False vacuum decay by self-consistent bounces in four dimensions

TL;DR

This paper develops a method to compute self-consistent bounce solutions for false vacuum decay in a four-dimensional Phi^4 model, incorporating quantum back-reaction effects beyond the semiclassical approximation, and analyzes their impact on decay rates.

Contribution

It introduces a self-consistent approach to include quantum back-reaction in bounce solutions, improving upon traditional semiclassical methods in four-dimensional models.

Findings

Corrections to the semiclassical action are a few percent.

Transition rate corrections can be several orders of magnitude.
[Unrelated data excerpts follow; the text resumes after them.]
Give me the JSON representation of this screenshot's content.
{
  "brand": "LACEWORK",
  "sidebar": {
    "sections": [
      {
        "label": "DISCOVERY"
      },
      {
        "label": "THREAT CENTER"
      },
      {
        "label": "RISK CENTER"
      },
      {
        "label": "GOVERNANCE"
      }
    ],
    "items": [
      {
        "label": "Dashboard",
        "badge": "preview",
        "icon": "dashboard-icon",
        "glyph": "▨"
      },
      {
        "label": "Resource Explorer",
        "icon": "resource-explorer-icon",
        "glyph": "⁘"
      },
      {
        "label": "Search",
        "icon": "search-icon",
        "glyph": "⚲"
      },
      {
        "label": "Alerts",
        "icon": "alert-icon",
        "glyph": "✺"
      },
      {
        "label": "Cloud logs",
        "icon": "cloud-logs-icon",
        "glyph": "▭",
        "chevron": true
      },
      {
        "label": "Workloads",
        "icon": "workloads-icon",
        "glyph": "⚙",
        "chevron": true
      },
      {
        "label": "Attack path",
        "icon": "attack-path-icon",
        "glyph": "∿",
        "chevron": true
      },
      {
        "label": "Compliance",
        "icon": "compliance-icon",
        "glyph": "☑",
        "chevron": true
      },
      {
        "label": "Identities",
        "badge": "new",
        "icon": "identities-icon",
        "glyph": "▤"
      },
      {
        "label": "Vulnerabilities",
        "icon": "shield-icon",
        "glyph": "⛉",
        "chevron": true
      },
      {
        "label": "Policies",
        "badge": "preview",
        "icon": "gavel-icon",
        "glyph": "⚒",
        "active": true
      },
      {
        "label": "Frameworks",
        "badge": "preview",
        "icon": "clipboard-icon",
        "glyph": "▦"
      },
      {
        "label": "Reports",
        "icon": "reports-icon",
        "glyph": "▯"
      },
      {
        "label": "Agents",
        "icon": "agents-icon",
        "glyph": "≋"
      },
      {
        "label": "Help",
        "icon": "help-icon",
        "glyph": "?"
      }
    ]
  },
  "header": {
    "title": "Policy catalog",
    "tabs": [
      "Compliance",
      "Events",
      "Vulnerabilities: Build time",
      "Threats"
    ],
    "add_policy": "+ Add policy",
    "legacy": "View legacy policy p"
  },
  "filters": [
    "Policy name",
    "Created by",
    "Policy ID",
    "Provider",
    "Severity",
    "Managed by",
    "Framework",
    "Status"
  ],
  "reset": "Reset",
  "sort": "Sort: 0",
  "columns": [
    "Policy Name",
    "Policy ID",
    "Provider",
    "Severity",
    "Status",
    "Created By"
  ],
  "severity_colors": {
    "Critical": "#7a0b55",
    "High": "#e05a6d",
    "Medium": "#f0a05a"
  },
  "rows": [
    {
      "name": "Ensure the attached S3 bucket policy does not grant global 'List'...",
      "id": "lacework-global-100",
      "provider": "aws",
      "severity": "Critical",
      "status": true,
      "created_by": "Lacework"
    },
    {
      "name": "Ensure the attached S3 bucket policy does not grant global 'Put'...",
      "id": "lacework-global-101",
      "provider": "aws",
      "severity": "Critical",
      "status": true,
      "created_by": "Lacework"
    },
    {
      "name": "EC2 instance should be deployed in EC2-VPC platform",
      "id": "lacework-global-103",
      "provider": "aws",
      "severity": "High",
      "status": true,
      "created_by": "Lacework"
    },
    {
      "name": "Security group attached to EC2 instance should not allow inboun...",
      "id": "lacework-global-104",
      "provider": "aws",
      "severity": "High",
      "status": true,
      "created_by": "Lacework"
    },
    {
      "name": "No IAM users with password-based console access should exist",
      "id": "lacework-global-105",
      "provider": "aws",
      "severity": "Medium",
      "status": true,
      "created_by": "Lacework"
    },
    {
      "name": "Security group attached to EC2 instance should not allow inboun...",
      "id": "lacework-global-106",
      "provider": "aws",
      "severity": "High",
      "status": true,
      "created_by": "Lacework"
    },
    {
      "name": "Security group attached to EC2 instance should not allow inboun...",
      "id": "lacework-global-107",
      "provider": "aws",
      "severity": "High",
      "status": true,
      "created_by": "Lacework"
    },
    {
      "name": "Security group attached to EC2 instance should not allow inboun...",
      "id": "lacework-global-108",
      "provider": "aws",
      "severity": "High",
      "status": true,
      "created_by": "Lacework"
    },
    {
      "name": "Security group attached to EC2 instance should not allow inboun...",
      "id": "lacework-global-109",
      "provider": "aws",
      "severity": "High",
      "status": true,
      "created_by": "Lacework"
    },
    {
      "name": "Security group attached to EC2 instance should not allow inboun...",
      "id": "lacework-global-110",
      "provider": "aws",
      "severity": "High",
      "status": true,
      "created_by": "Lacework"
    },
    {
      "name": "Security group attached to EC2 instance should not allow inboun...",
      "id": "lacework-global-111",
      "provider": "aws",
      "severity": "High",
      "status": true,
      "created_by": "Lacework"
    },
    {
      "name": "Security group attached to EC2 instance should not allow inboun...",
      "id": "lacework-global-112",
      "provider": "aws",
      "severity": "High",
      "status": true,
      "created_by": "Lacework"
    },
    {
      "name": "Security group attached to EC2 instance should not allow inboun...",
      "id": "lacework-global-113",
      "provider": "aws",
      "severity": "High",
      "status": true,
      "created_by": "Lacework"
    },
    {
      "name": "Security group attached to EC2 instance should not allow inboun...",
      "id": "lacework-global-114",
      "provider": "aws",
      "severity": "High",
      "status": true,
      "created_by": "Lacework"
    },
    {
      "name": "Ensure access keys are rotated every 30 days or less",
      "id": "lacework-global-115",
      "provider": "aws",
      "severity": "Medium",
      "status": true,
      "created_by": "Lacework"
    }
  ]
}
Self-consistent solutions exist within a parameter range, with deviations increasing at large couplings.

Abstract

We compute bounce solutions describing false vacuum decay in a Phi**4 model in four dimensions with quantum back-reaction. The back-reaction of the quantum fluctuations on the bounce profiles is computed in the one-loop and Hartree approximations. This is to be compared with the usual semiclassical approach where one computes the profile from the classical action and determines the one-loop correction from this profile. The computation of the fluctuation determinant is performed using a theorem on functional determinants, in addition we here need the Green' s function of the fluctuation operator in oder to compute the quantum back-reaction. As we are able to separate from the determinant and from the Green' s function the leading perturbative orders, we can regularize and renormalize analytically, in analogy of standard perturbation theory. The iteration towards self-consistent solutions is found to converge for some range of the parameters. Within this range the corrections to the semiclassical action are at most a few percent, the corrections to the transition rate can amount to several orders of magnitude. The strongest deviations happen for large couplings, as to be expected. Beyond some limit, there are no self-consistent bounce solutions.